For our entrees, we had the hanger steak (holy tenderness, it was good) with the best gnocchi I’ve ever had and the lamb with cheese grits and a blackberry reduction, which was a lovely combination. Our entrees came with some real, southern cornbread, too! For dessert, we grabbed some goat cheese cheesecake to go, because we were so full. At places like this, you often leave hungry, but all of the portions were large, with generous amounts of meat. The cheesecake was amazing, but somehow sweeter than I expected. The berry sauce was sharp and delicious.

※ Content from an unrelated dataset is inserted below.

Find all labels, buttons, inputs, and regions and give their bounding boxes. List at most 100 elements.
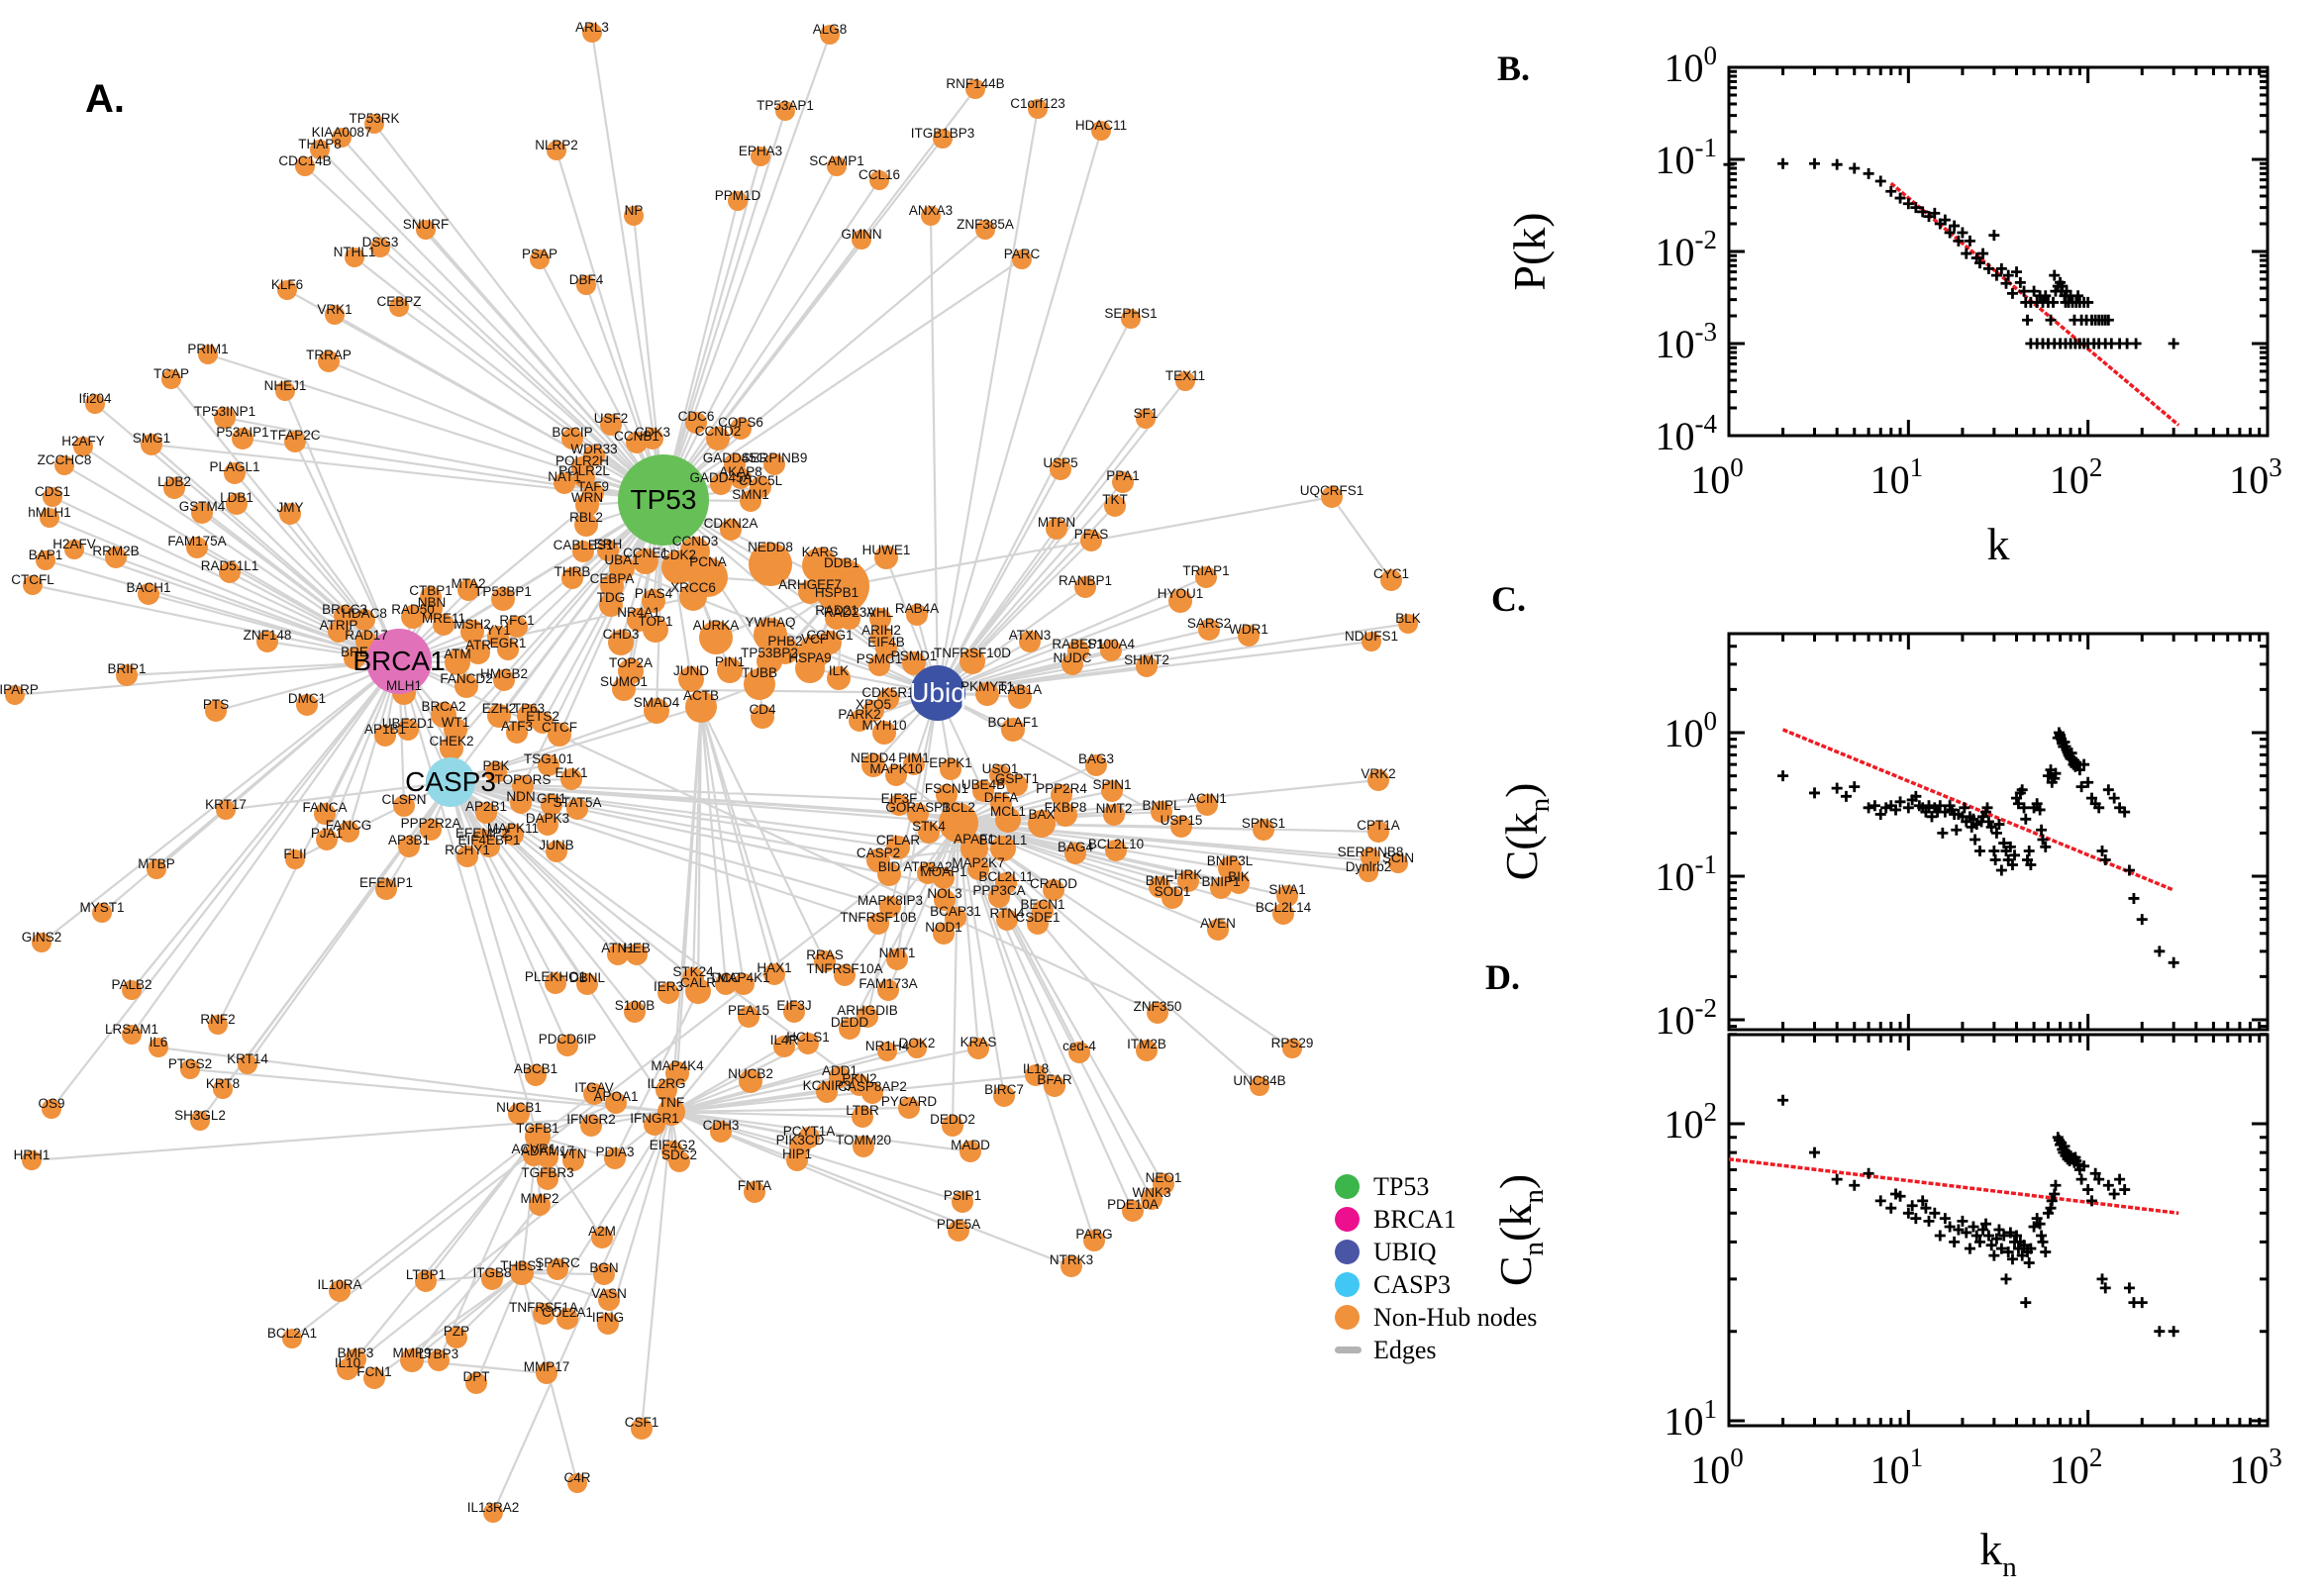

I would recommend this place to anyone. Every dish is thoughtfully created and plated. The menus are printed out every day based on seasonal availability, so you get to take your menu with you as a keepsake if you’d like to. The first page is a huge list of all of their local partners that they source their ingredients from. There was a huge list of spirits, too. I loved the open kitchen design with the huge, roaring fire for everyone to see. Watching the chefs work like a well-oiled machine was a distinct privilege. If you have some extra cash or something to celebrate, come here! And heed your server’s recommendations: they really know what they’re talking about.